Petigru, James Louis
In the 1850s Petigru’s most distinctive equity practice relied heavily on arbitration and mediation to avoid erratic decisions from judges he considered inept
Lawyer, politician. Petigru was born near Abbeville on May 10, 1789, the eldest child of William Pettigrew, a farmer, and his wife, Louise Gibert, a well-educated Huguenot. He attended Moses Waddel’s Willington Academy, graduated from South Carolina College in 1809, and taught at Beaufort College while he read law. Admitted to the bar in 1812 shortly after changing the spelling of his name, he served as Beaufort District’s solicitor from 1816 to 1822. In 1816 he married Jane Amelia Postell, with whom he had four children: Alfred, Caroline, Daniel, and Susan.
In 1819 Petigru moved to Charleston, where he became James Hamilton’s law partner. Appointed South Carolina attorney general in 1822, he prosecuted all Charleston District civil and criminal cases, represented the state in appeals courts and federal courts, and advised the legislature. Upholding state authority, even as he strove to curtail the excesses of public officials, he also appealed to federal over state law when defending an army officer on slave-related charges. In addition, after a federal judge refused to rule on the state law that required free black sailors aboard vessels in Charleston harbor to be jailed, Petigru made no effort to enforce it.

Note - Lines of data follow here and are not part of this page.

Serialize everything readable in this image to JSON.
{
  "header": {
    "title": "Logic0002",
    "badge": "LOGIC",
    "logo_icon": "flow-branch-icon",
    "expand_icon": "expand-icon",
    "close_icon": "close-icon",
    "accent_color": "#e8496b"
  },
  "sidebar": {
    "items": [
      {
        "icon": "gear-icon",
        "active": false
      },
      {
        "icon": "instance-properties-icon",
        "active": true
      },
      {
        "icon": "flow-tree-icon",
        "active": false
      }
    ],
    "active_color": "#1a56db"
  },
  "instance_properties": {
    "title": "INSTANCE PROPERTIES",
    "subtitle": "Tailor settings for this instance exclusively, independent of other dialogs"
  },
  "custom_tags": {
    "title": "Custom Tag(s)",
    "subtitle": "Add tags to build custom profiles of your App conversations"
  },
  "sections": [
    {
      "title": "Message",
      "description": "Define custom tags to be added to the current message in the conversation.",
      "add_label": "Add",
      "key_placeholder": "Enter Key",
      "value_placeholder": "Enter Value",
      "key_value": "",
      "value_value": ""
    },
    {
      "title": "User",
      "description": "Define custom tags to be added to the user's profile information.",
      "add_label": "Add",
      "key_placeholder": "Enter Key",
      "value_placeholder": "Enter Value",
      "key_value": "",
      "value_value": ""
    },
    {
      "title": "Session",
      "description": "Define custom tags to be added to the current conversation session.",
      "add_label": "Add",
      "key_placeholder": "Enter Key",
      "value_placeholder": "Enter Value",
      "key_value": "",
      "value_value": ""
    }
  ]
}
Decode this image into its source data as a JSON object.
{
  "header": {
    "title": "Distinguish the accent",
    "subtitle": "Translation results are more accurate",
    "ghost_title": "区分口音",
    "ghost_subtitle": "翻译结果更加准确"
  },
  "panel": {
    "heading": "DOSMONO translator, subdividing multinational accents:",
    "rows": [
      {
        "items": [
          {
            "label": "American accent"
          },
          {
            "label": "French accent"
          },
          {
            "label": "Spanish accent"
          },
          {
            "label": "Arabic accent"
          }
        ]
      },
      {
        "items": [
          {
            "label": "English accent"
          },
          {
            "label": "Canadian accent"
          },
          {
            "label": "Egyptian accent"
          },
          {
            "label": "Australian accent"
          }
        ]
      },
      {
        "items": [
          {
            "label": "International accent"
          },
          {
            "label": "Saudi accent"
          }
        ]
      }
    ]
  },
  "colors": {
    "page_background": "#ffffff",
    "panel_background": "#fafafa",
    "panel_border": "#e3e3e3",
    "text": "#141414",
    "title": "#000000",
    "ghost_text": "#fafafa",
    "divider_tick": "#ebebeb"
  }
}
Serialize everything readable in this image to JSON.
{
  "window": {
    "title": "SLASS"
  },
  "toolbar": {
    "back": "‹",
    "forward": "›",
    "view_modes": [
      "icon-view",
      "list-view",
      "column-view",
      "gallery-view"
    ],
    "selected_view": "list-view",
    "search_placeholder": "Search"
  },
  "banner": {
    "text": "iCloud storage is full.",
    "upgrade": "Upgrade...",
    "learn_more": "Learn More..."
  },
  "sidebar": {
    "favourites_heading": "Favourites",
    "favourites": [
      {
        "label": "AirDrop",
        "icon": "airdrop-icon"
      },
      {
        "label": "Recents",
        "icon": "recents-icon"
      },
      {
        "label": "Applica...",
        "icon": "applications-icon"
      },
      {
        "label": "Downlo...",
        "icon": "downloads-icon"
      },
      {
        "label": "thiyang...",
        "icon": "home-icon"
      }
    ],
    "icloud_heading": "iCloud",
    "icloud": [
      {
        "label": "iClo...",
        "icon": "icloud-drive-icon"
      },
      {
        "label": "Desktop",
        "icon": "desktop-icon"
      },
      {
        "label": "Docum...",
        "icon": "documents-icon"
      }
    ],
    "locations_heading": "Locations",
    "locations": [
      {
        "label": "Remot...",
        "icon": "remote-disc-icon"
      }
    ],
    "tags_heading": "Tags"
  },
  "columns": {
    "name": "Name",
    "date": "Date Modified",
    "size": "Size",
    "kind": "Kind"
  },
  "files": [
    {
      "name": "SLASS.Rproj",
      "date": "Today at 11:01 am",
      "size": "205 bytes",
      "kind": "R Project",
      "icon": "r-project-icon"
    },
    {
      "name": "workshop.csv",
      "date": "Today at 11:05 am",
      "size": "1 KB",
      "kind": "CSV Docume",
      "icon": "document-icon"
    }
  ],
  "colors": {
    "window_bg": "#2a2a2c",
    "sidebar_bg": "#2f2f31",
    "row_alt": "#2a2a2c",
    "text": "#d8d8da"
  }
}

In 1830 Petigru, a leader of the Unionist faction, resigned as attorney general and was elected to the state House of Representatives. Despite defeat in 1832, he remained a major spokesmen for his party until the repeal of nullification in 1833. In 1834, arguing for the plaintiff in McCready v. Hunt, he won a state appeals court decision that the nullifier-imposed test oath for all state officials violated South Carolina’s constitutional ban on such oaths. Months later he framed the legislative compromise subordinating state to national allegiance. Despite a second term (1836–1837) in the legislature, Petigru’s political career was destroyed by his loyalty to the checks and balances in the United States Constitution that restrained legislative power by judicial power and state government by federal government.
It was his preeminence as a lawyer that made Petigru a public man after 1840. Although he believed that common law must change in response to new social and economic conditions, his state’s limited industrialization restricted his contribution to such change to a few transportation and banking cases. In Pell v. Ball (1845), however, he argued successfully that plantation property did not differ from other forms and must be distributed among heirs by the same principles.
In the 1850s Petigru’s most distinctive equity practice relied heavily on arbitration and mediation to avoid erratic decisions from judges he considered inept. In court he appeared twice as often for the defendant as for the plaintiff. In cases involving abusive husbands, he served both rich and poor women, but his most visible representation of the legally disadvantaged served free people of color. As adviser to the British consul’s campaign to thwart the incarceration of black seamen and when he rescued the free children of George Broad from slavery, he acted both behind the scenes and in court. And though he never challenged the institution of slavery, he defied public opinion when he successfully represented Reuben Smalle, an itinerant Yankee believed to be an abolitionist. In recognition of his legal expertise rather than political conformity, in 1859 the legislature appointed Petigru to codify South Carolina civil law, a task he finished in 1862. His code, whose only significant substantive changes benefited free blacks, was not adopted until 1872, and then only in a reorganized form. Torn between conflicting allegiances to federal constitution and to southern culture, Petigru had an unchanging commitment to justice and order through law. His loyalty to a constitutionally defined balance of power never wavered, whether it was defending minority rights from majority incursions, checking legislative excess by judicial action, or contending that knowledgeable judges shape juries’ findings within the confines of the law.
Never backtracking in his condemnation of South Carolina’s April 1861 attack on Fort Sumter for having set “a blazing torch to the temple of constitutional liberty,” Petigru went to court to block the Confederacy’s confiscation of absentee Carolinians’ property and its requirement that lawyers, like other citizens, inform against such owners. Although he scorned the Richmond government and deplored war-time civilian dislocation, Petigru mourned Southern battlefield disasters, especially those injuring or killing his young kinsmen. He died in Charleston on March 9, 1863. In an impressive tribute, city and state officials as well as Charleston’s Confederate officer corps followed his coffin to St. Michael’s cemetery.
Carson, James Petigru, ed. Life, Letters and Speeches of James Louis Petigru, the Union Man of South Carolina. Washington, D.C.: W. H. Lowdermilk, 1920.
Ford, Lacy K., Jr. “James Louis Petigru: The Last South Carolina Federalist.” In Intellectual Life in Antebellum Charleston, edited by Michael O’Brien and David Moltke-Hansen. Knoxville: University of Tennessee Press, 1986.
Pease, William H., and Jane H. Pease. James Louis Petigru: Southern Conservative, Southern Dissenter. 1995. Reprint, Columbia: University of South Carolina Press, 2002.